Former Massachusetts governor and 2012 GOP presidential nominee Mitt Romney has a significant lead among a large pack of potential 2016 contenders in the all-important primary state of South Carolina, a new poll has found.
According to a
Townhall/Gravis poll of 831 likely GOP and independent voters conducted Jan. 21-22, Romney gets 20 percent support, while former Florida Gov. Jeb Bush comes in second at 16 percent.
Wisconsin Gov. Scott Walker, who wowed the grassroots at the
Iowa Freedom Summit last weekend, came in third place with 9 percent.

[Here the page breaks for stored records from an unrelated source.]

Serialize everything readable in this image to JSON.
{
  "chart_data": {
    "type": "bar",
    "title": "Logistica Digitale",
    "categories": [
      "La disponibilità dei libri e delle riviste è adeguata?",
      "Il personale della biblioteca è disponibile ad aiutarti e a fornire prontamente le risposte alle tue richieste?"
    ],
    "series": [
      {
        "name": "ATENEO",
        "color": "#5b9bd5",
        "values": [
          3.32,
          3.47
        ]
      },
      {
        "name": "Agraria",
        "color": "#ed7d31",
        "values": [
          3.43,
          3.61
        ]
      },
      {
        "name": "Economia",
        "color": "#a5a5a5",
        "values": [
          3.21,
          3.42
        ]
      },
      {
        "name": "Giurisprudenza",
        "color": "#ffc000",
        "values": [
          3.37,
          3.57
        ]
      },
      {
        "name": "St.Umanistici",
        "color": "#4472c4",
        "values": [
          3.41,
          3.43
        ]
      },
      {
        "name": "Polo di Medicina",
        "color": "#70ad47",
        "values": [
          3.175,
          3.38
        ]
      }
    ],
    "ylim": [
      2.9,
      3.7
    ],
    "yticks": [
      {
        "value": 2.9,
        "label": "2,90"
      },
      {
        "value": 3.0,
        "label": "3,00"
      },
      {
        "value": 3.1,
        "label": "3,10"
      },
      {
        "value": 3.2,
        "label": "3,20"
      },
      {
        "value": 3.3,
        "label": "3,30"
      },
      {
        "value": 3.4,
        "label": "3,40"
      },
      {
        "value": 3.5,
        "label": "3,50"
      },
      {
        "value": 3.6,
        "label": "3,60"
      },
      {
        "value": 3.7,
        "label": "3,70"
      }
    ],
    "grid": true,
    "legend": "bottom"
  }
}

Seven other candidates who were polled all came under 10 percent as well: former Arkansas Gov. Mike Huckabee, 8 percent; Texas Sen. Ted Cruz, 8 percent; Kentucky Sen. Rand Paul, 7 percent; Florida Sen. Marco Rubio, 7 percent; New Jersey Gov. Chris Christie, 5 percent; former Pennsylvania Sen. Rick Santorum, 4 percent; former Texas Gov. Rick Perry, 4 percent.
In the 2012 South Carolina GOP primary, former House Speaker Newt Gingrich won with 40 percent, trumping Romney's 28 percent, and Santorum was third at 17 percent.
"Although Gingrich won, Romney was the eventual nominee — as that race was constantly changing leaders, but Romney was consistently near the top as his rivals rose and fell," said Doug Kaplan, managing partner of Gravis Marketing, the Florida-based company that conducted the poll, in a statement.
"Despite having 10 choices, 12 percent of the people we surveyed told us they were undecided," Kaplan added.
"One complication is the on-again-off-again nature of the Romney campaign," he said. "There is a strong chance that he will not run, especially given the nature of his wife's health, so we ran a second poll without Romney."
In the poll without Romney, Bush took the lead with 18 percent, while Huckabee and Walker both got 11 percent.